Another official image of people stoically getting on with it after being made homeless.

Elaine Griffiths was a 17 year old girl working as a volunteer with the Civil Defence organisation in Swansea. She remembers one particular incident from the night:

On the night of the 18th February 1941, an Amber alert came over the telephone at our post and we all scattered over our area to open up the shelters and stand at arranged points. At dusk, about tea time, several planes flew over but crossed over the bay and dropped a load of bombs on the Llandarcy Oil Works. The fire was very bright and, on the way back, a bomb was dropped by the German Pilot in our sector. Just one bomb, probably to get rid of it before flying across the Bristol Channel, and to their air fields in France.
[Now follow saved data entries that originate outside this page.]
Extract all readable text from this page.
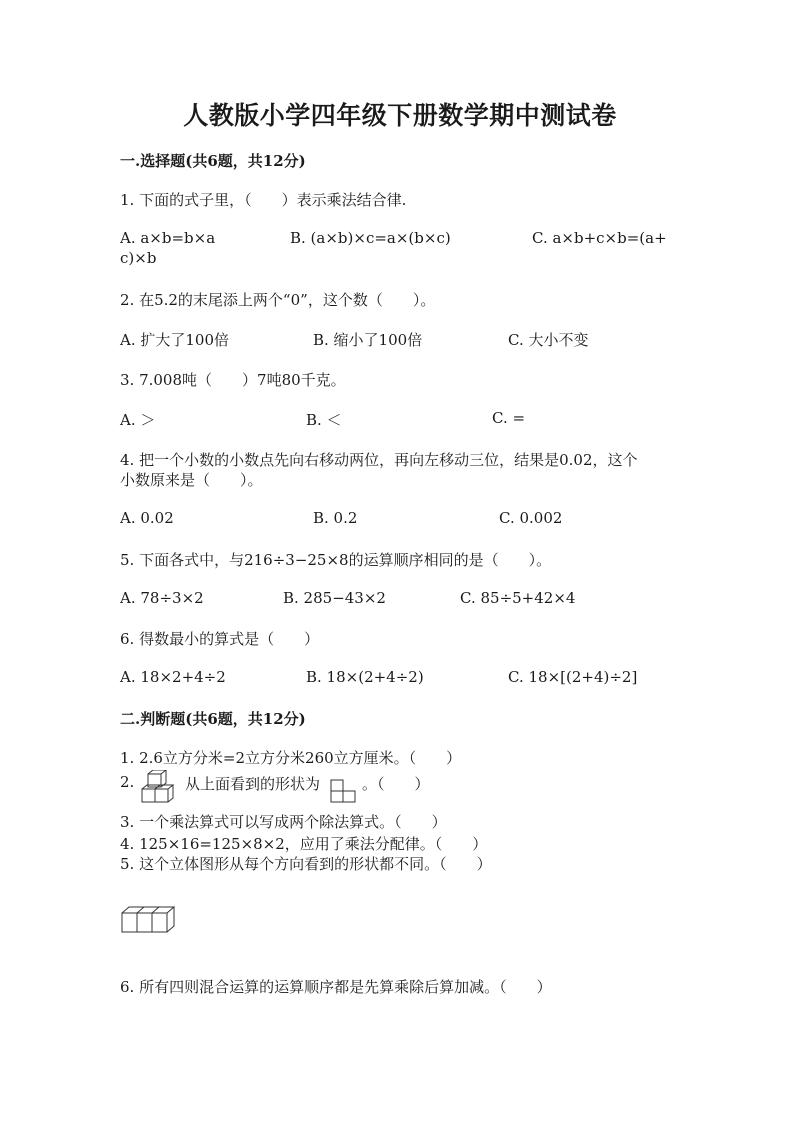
人教版小学四年级下册数学期中测试卷
一.选择题(共6题，共12分)
1. 下面的式子里，（　　）表示乘法结合律.
A. a×b=b×a	B. (a×b)×c=a×(b×c)	C. a×b+c×b=(a+
c)×b
2. 在5.2的末尾添上两个“0”，这个数（　　）。
A. 扩大了100倍	B. 缩小了100倍	C. 大小不变
3. 7.008吨（　　）7吨80千克。
A. ＞	B. ＜	C. =
4. 把一个小数的小数点先向右移动两位，再向左移动三位，结果是0.02，这个
小数原来是（　　）。
A. 0.02	B. 0.2	C. 0.002
5. 下面各式中，与216÷3−25×8的运算顺序相同的是（　　）。
A. 78÷3×2	B. 285−43×2	C. 85÷5+42×4
6. 得数最小的算式是（　　）
A. 18×2+4÷2	B. 18×(2+4÷2)	C. 18×[(2+4)÷2]
二.判断题(共6题，共12分)
1. 2.6立方分米=2立方分米260立方厘米。（　　）
2.	从上面看到的形状为	。（　　）
3. 一个乘法算式可以写成两个除法算式。（　　）
4. 125×16=125×8×2，应用了乘法分配律。（　　）
5. 这个立体图形从每个方向看到的形状都不同。（　　）
6. 所有四则混合运算的运算顺序都是先算乘除后算加减。（　　）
The bomb took the whole front of a building in Adelaide Street and when the smoke had cleared away, we could see a man standing on about twelve inches of floor against the back room of the house. He stood near a door with his arms against the wall. We called to him to stay where he was; I thought that was a laughable thing to say, as where was he going?!!!When one is seventeen, one sees life as quite funny!! Although I still do!!

Anyway, I knew his wife should have been with him and I called up to him to ask where she was. He pointed down to the rubble and said “down there, under that lot”. We started to pull away the bricks and shattered wood with our bare hand and soon the rescue unit came and we then stood back for them to dig. After about an hour we found her under a very strong table, not a mark on her, and her first words were “Is my husband alive!?” He had been brought down from the bedroom or what was left of it, and they just hugged one another.

They had not a piece of furniture or clothing of any sort, except a small case with their “papers” in, that being comprised of, birth certificates and policies, insurances, etc. Everyone in those days took their bags or cases to the shelter. They went off to stay with relatives and we never saw them again. But they were just pleased and grateful, that they had each other and were alive.

Read her full account on BBC Peoples War.

{ 1 comment… read it below or add one }

Steve Richards February 2, 2014 at 8:14 am

My Mum was a 10 year old child who lived in the Sandfields through the Swansea Blitz and told me various stories about those days. It’s really interesting to get another person’s perspective on that terrible time in Swansea’s history. A clear, very personal account which has added to my knowledge. Mum still lives in Morriston.